Reporter: Greg Avery
Thursday, January 21, 2010, 1:50pm MST | Modified: Thursday, January 21, 2010, 1:55pm
Headed to the Vancouver Olympics next month, but lack a cowbell to clang slopeside like those rabid downhill fans? Don’t worry, now there’s an app for that.
A virtual cowbell developed by Rage Digital started selling on the Apple app store Jan. 19. It’s the first paid app the Boulder iPhone and iPod Touch app company has launched and branded for itself.
Timed to coincide with the winter games — which must mark the high season for cowbell sales, one would think — the company’s 99-cent Cowbell2010 turns people’s iPhones and Touches into digital cowbells that clang realistically when shaken.
“We really think the cowbell is a really fun thing to have,” Ted Guggenheim, Rage Digital CEO and founder.
The four-person company creates iPhone apps for other businesses.

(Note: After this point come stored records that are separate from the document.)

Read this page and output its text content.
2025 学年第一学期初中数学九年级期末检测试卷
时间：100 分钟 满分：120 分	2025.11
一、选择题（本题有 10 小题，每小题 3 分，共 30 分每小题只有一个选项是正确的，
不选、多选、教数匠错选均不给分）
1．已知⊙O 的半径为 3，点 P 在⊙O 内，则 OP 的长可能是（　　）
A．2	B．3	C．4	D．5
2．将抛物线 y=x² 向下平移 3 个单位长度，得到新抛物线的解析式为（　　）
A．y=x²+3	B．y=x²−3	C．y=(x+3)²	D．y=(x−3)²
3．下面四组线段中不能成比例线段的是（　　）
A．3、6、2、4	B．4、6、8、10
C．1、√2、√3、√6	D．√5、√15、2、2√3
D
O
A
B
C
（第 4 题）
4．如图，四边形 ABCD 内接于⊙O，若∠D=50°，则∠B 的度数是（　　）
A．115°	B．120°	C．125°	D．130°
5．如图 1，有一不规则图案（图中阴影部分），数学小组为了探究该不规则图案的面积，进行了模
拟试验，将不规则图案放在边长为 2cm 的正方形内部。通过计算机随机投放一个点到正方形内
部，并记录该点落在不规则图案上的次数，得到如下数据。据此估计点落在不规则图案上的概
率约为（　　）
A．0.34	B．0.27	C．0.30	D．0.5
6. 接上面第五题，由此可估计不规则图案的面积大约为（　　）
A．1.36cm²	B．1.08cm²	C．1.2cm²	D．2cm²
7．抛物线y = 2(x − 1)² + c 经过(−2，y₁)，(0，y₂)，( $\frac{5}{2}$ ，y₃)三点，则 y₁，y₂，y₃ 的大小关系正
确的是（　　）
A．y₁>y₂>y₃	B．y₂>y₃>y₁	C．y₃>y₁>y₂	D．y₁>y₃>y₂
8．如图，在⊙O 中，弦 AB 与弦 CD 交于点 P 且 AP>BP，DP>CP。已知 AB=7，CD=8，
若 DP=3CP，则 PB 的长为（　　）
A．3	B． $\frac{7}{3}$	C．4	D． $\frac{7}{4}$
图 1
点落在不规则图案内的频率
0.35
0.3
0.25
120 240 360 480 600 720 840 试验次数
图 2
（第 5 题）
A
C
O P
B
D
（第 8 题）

The products usually appear in the Apple app store under the client’s brand with Rage Digital’s involvement obscured by non-disclosure clauses in their contracts, Guggenheim said.
The idea for the Cowbell2010 app arose during brainstorming for a client. Rage Digital decided create Cowbell2010 for itself.
It’s more than a novelty.
Rage Digital hopes Cowbell2010 generates 1 million downloads. (That’s $990,000 worth, for those keeping track; $693,000 after Apple’s typical cut).
Cowbell2010 is not the only bovine bell for the iPhone. Cowbell2010 tries to distinguish itself by adding things useful to estimated nearly 1 million people expected to attend the Vancouver games, too.
The app keeps a running medal count by country during the games, collects tweets from a growing roster of more than 200 athletes who post updates to Twitter and lets the user post their updates to Facebook from the Cowbell2010 app.
But Rage Digital is careful not cast Cowbell2010 as some sort of semiofficial virtual cowbell of the Olympics.
That would cause licensing issues, plus the company sees uses for Cowbell2010 beyond the winter games. Guggenheim envisions updating it for this summer’s Tour de France and other events.
Guggenheim worked hard to get the bell’s sound just right.
He bought one from the a music store to record. Unsatisfied, he scoured eBay to land a brass, Swiss-made one to record for Cowbell2010.
In an iPod Touch, the app doesn’t produce the decibels of an actual cowbell. But Rage Digital worked hard to make the app as loud as a the device’s small speaker could manage, and as authentic.
“Let’s just say, if you crank it up all the way in a room with somebody, it can be annoying,” Guggenheim said.
He points out Cowbell2010 a serious advantage over its folksy, analogue inspiration.
“Last time I checked, you can’t make a call from a cowbell,” Guggenheim said.